Mas, acima de tudo, nossa caridade mal compreendida se voltava contra a sua finalidade. Exclusivamente fundada sobre os movimentos de piedade para com os indivíduos, ter-nos-ia proibido qualquer corretivo. Enquanto a Caridade verdadeira, sendo exercício de um culto ao Homem, para além do indivíduo, impunha combater o indivíduo para nele fazer crescer o Homem.

Assim, perdemos o Homem. E, perdendo o Homem, esvaziamos de calor essa fraternidade, logo a que nossa civilização nos pregava, pois que somos irmãos em alguma coisa e não simplesmente irmãos. O compartilhamento não garante a fraternidade. Esta se liga unicamente ao sacrifício. Liga-se ao dom comum ao que é mais vasto que nós mesmos. Mas, confundindo com um minguamento estéril essa raiz de toda existência verdadeira, nós reduzimos nossa fraternidade à mera tolerância mútua.
Cessamos de doar. Contudo, se pretendo não doar senão a mim mesmo, nada recebo, pois não construo nada do que me constitui e por isso não sou nada. Se vierem agora exigir que morra por interesses, eu me recusarei a morrer. O interesse manda primeiro viver. Qual é o impulso de amor que pagaria minha morte? Morre-se por uma casa. Não por objetos ou por paredes. Morre-se por uma catedral. Não por pedras. Morre-se por um povo. Não por uma multidão. Morre-se pelo amor do Homem, se ele for o ponto de sustentação do conjunto de uma Comunidade. Morre-se unicamente por aquilo por que se pode viver.

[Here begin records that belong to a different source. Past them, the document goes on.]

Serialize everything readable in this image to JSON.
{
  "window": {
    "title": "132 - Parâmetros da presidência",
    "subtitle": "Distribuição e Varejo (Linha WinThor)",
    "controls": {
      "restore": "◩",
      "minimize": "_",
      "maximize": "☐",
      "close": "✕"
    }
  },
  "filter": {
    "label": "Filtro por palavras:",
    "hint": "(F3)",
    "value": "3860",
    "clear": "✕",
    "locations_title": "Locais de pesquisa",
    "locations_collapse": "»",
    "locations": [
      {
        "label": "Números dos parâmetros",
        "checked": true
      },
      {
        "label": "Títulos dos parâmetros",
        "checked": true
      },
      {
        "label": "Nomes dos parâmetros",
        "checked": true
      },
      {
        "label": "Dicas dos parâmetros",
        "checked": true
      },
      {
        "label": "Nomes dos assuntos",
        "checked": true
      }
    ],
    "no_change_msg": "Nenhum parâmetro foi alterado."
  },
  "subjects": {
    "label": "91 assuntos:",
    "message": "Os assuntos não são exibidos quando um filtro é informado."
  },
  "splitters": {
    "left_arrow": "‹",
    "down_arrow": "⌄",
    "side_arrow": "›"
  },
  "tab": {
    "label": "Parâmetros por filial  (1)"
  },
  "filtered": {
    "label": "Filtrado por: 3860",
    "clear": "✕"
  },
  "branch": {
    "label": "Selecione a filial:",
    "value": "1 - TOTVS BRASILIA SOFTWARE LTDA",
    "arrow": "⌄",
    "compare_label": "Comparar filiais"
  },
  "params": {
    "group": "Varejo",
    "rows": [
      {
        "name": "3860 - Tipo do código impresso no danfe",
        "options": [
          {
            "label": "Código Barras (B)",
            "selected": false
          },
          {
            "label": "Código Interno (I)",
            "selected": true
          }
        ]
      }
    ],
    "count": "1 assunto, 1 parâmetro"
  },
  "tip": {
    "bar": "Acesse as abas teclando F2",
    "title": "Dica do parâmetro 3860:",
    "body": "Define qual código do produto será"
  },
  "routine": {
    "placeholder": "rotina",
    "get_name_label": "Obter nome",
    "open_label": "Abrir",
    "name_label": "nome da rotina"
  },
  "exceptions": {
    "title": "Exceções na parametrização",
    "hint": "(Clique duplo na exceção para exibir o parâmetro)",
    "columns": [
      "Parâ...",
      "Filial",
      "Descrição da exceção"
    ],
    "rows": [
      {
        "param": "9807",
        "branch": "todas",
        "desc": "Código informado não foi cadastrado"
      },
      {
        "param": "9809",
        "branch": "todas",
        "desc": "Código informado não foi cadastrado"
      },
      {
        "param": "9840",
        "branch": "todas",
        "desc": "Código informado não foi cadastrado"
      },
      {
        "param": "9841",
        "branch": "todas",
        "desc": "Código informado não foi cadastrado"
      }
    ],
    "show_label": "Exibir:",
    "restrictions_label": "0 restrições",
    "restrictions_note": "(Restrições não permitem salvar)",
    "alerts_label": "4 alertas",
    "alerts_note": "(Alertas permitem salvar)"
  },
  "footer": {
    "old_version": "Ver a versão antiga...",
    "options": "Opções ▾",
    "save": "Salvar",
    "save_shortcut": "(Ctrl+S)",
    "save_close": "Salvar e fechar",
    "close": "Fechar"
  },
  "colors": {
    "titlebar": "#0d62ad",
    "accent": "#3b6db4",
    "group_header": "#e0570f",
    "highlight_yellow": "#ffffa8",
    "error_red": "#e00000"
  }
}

Nosso vocabulário parecia quase intacto, mas nossas palavras, esvaziadas de substância real, nos levariam, se pretendêssemos usá-las, a contradições sem saída. Éramos obrigados a fechar os olhos a esses litígios. Nós éramos obrigados, por não sabermos construir, a deixar as pedras amontoadas no campo, e a falar da Coletividade, com prudência, sem ousar precisar muito bem sobre o que falávamos, pois, de fato, não falávamos de nada. Coletividade é palavra vazia de significado, enquanto Coletividade não se ligar a alguma coisa. Uma soma não é um Ser.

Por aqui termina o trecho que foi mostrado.